Tania menatap mata Bima sayu. Ada gerimis di hatinya. Andaikan bukan karena peringatan Saras dan permintaan orangtuanya untuk menjauhi Bima, pasti saat ini ia akan melompat kegirangan menerima kelinci pemberian cowok ganteng dan tajir yang mencuri hatinya.
Dengan berat hati, ia menerima kelinci putih itu, "Terima kasih Kak Bima. Tapi harusnya kak Bima nggak usah repot seperti ini." ujarnya lirih.
"Santai saja, aku tidak merasa repot, senang malah," ujar Bima seraya menyerahkan kelinci di tangannya.

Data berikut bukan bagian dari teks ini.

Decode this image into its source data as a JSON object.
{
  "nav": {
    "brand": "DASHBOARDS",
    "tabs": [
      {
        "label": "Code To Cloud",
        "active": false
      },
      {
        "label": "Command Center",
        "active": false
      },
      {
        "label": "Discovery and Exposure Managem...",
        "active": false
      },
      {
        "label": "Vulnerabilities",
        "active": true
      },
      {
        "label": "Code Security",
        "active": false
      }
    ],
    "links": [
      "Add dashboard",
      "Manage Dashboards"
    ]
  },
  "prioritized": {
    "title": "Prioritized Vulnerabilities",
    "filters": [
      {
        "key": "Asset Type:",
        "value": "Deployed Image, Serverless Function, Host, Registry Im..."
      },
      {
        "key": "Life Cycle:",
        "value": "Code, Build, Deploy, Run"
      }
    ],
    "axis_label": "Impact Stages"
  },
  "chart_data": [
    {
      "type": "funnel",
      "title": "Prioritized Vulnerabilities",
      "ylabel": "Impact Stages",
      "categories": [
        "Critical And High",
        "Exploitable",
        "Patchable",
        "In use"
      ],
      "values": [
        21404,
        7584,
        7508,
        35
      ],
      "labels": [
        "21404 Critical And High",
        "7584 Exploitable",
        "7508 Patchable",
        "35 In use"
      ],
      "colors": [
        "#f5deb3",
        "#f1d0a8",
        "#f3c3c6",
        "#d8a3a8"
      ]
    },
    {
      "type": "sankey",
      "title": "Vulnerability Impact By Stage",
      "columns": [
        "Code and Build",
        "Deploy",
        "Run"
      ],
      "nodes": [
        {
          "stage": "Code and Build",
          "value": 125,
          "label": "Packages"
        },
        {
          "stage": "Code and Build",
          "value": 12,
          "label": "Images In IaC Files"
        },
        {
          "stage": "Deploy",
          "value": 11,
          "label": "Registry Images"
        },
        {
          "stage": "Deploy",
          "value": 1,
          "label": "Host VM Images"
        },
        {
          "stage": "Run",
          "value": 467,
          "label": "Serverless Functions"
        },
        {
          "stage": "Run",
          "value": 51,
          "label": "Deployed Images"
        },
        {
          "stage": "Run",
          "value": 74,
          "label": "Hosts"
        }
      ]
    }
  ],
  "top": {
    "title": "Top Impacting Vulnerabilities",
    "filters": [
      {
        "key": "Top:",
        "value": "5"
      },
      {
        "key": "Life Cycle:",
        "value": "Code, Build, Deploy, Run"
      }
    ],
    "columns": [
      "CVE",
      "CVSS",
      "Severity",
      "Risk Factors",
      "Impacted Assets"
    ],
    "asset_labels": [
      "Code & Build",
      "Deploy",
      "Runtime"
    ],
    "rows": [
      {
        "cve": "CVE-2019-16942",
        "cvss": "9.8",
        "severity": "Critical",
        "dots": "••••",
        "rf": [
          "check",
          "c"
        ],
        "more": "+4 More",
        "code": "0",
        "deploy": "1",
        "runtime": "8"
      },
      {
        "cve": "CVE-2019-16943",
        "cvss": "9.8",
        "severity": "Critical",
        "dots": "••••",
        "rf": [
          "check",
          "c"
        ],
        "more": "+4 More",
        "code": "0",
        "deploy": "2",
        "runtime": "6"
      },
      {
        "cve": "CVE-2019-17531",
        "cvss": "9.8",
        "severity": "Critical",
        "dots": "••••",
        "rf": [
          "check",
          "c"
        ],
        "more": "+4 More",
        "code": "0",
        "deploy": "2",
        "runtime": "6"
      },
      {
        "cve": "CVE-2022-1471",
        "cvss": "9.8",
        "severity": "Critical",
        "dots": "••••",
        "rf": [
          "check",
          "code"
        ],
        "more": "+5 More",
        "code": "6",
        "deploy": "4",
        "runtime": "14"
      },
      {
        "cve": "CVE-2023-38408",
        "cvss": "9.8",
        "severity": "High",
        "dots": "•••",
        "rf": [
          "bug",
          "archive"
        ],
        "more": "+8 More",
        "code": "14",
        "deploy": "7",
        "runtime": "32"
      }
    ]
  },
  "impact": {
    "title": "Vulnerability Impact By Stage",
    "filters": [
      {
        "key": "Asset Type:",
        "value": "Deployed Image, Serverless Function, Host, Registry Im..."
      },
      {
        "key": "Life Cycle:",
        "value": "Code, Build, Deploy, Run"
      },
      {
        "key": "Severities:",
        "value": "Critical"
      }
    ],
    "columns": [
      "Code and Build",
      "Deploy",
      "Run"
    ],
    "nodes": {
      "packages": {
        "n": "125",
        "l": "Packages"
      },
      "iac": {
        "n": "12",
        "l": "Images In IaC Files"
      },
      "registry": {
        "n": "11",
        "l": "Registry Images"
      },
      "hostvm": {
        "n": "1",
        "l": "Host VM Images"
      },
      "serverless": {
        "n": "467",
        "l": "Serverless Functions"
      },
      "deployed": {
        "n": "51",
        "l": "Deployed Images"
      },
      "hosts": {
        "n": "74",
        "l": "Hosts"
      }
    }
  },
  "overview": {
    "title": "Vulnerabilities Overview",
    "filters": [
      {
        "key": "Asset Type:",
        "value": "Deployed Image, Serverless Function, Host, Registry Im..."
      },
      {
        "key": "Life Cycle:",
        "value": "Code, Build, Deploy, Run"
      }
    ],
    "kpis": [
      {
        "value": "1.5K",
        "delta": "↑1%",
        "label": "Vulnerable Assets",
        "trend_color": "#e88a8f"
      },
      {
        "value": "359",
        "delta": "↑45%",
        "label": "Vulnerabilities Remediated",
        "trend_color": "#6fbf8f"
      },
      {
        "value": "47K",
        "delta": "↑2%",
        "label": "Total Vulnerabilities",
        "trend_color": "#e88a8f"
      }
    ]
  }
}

Sesaat Tania tercenung, lalu menerima kelinci itu, matanya bergantian menatap Bima dan kelinci di tangannya. Sesaat ia menarik napas dalam dan menghembuskannya perlahan.
"Kita ngobrol di teras aja ya, kak Bim? Soalnya ayah dan bunda belum pulang." ujar Tania sembari berjalan menuju kursi di teras.
Bima mengangguk dan mangambil kelinci dari tangan Tania lalu meletakkannya di lantai. Sesaat kemudian keduanya duduk bersantai menikmati senja. Bik Darmi bergegas datang mengantarkan dua gelas teh hangat dan camilan di piring.
"Silakan di minum, Den." ujarnya tersenyum pada Bima.
Tania mengulum senyum milihat tingkah Bik Darmi yang genit. Ternyata biar sudah tua kalau lihat brondong ganteng, tetap saja keluar genitnya. Bik Darmi memperlambat menata cangkir, menggeser geser tatakan di meja. Tania berdehem. Saat bik Darmi menoleh, Tania mengulum senyum. Bik Darmi tersipu malu meliuk-liukkan lehernya, lalu bergegas kembali ke dalam. Bima tertawa tipis melihat tingkah bik Darmi.
"Maafkan bik Darmi ya, kak Bim."
"Apanya yang mau dimaafkan? Memang bik Darmi salah apa?"
"Um ... hahaha ... " Tania tertawa sejenak, tidak tahu harus menjawab apa, dia bermain dengan imajinasinya sendiri.
Bima ikut tertawa seolah tahu isi kepala Tania. "Um ... besok aku ada acara reunian dengan teman-teman SMA ku, kamu mau ikut?"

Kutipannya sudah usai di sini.